肢別過去問で基礎を身に付けて、他にチャレンジをしたい場合は有用です。
判例の勉強法
これまで判例学習の重要性を記載していますが、判例の内容は、専門的用語が多く、言葉が固くなかなか読み込めませんよね。
このような場合は、文字で読んでいってもなかなか頭に残らないので、誰のどんな権利が害されて問題となり、その結果、裁判所はどのような判断をしたのかという、簡単な事案のイメージをつかむことが重要です。
このためには、判旨をしっかり読むことが必要です。
また、本試験では見たこともない判例がでてくることもあります。このような場合は元も子もないですが、日頃の学習の総合力で考えるしかありません。
ちなみに私の判例の勉強は、 みんなが欲しかった!行政書士の判例集(TAC)の憲法編のみ使用しました。これは、「事案」、「争点・結論」というかたちで、全体像の記載があり、前述のイメージをつかめるようにできておりますし、難解な判例もわかりやすく取り組めます。
試験の問題で「判例に照らし」と聞かれるケースが多くありますので、以下の書籍で勉強しておくことは、心の安定剤になりますよ。
学習期間
行政書士試験において、当然優先させるべきは、行政法、民法ですが、憲法もそれらと並行して少しずつ勉強した方が良いと考えます。他の教科の勉強の兼ね合いで、勉強量を調整しましょう。
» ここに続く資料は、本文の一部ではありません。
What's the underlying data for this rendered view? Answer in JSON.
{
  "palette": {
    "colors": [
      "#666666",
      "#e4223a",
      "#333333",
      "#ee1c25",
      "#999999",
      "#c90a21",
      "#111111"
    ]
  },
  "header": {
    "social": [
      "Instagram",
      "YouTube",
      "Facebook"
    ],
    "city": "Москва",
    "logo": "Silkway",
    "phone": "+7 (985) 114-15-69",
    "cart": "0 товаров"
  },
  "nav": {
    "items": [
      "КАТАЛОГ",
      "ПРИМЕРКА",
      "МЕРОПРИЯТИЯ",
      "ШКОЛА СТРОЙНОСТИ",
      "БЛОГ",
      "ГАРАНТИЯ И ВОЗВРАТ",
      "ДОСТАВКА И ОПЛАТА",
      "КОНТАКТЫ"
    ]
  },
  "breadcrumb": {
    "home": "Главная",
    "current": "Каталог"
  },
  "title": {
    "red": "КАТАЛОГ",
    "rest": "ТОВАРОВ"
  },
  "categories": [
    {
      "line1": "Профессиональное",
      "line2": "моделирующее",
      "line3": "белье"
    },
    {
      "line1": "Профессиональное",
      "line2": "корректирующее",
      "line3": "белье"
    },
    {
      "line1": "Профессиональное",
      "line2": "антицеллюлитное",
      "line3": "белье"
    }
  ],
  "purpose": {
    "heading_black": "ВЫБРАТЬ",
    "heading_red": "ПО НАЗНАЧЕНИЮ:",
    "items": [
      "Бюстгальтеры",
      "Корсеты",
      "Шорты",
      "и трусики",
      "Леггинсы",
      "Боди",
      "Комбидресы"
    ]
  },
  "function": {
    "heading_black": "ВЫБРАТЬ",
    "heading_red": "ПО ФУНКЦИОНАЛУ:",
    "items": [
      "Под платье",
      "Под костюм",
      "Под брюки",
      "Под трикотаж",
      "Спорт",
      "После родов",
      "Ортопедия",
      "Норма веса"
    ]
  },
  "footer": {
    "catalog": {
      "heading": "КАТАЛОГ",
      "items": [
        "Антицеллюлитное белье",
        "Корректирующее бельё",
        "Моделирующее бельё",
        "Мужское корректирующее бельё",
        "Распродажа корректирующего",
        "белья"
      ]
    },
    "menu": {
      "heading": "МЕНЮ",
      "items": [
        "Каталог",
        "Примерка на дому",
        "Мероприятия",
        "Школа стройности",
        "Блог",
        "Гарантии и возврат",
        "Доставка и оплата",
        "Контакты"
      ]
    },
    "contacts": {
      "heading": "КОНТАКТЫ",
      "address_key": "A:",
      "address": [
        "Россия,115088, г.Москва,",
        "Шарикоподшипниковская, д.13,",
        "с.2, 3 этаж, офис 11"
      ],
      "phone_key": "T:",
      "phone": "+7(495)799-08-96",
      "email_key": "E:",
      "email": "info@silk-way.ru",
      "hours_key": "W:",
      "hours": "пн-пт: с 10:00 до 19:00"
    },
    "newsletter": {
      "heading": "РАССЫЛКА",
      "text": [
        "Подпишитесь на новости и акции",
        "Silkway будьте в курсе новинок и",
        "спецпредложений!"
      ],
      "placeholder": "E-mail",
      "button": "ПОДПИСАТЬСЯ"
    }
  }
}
2回目の試験の全体勉強時間(695時間)に対して、憲法(105時間)は15%の割合になります。 なお、1回目の試験は、45時間程度勉強していました。
基礎法学
基礎法学は5肢択一が2問(8点)出題されます。私は勉強しませんでしたし、本試験で点も取れませんでした。
問題も、奇を衒う感じですよね。こういう問題があるから行政書士試験全体で6割の点数がとれればよい試験も難しく感じます。
法学一般の幅広い知識の中から出題され、すべて勉強することは難しいので、過去問でしっかり傾向をつかんでおくことが重要です。
この傾向としては、裁判員制度、法令用語の出題率が多いようなので、合格革命 行政書士 肢別過去問集を中心に最低限勉強しましょう。
独学が難しい、絶対に受かりたいと思う場合には
仕事、就職や転職で必ず必要で独学では不安という場合には、ネット予備校を活用しても良いと思います。スタディングは価格も安く評判もいいため、講義を受講してみるのも良いでしょう。
まとめ
- 憲法・基礎法学は深入りすると泥沼なので、過去問集を中心に勉強しましょう。
- 憲法は、判例学習が重要です。事案のイメージをしながら勉強しましょう。
憲法、基礎法学は、法令の根本となる法律で重要ですが、以上のことを意識して深入りしすぎず勉強しましょう。
以上、ご拝読をありがとうございます。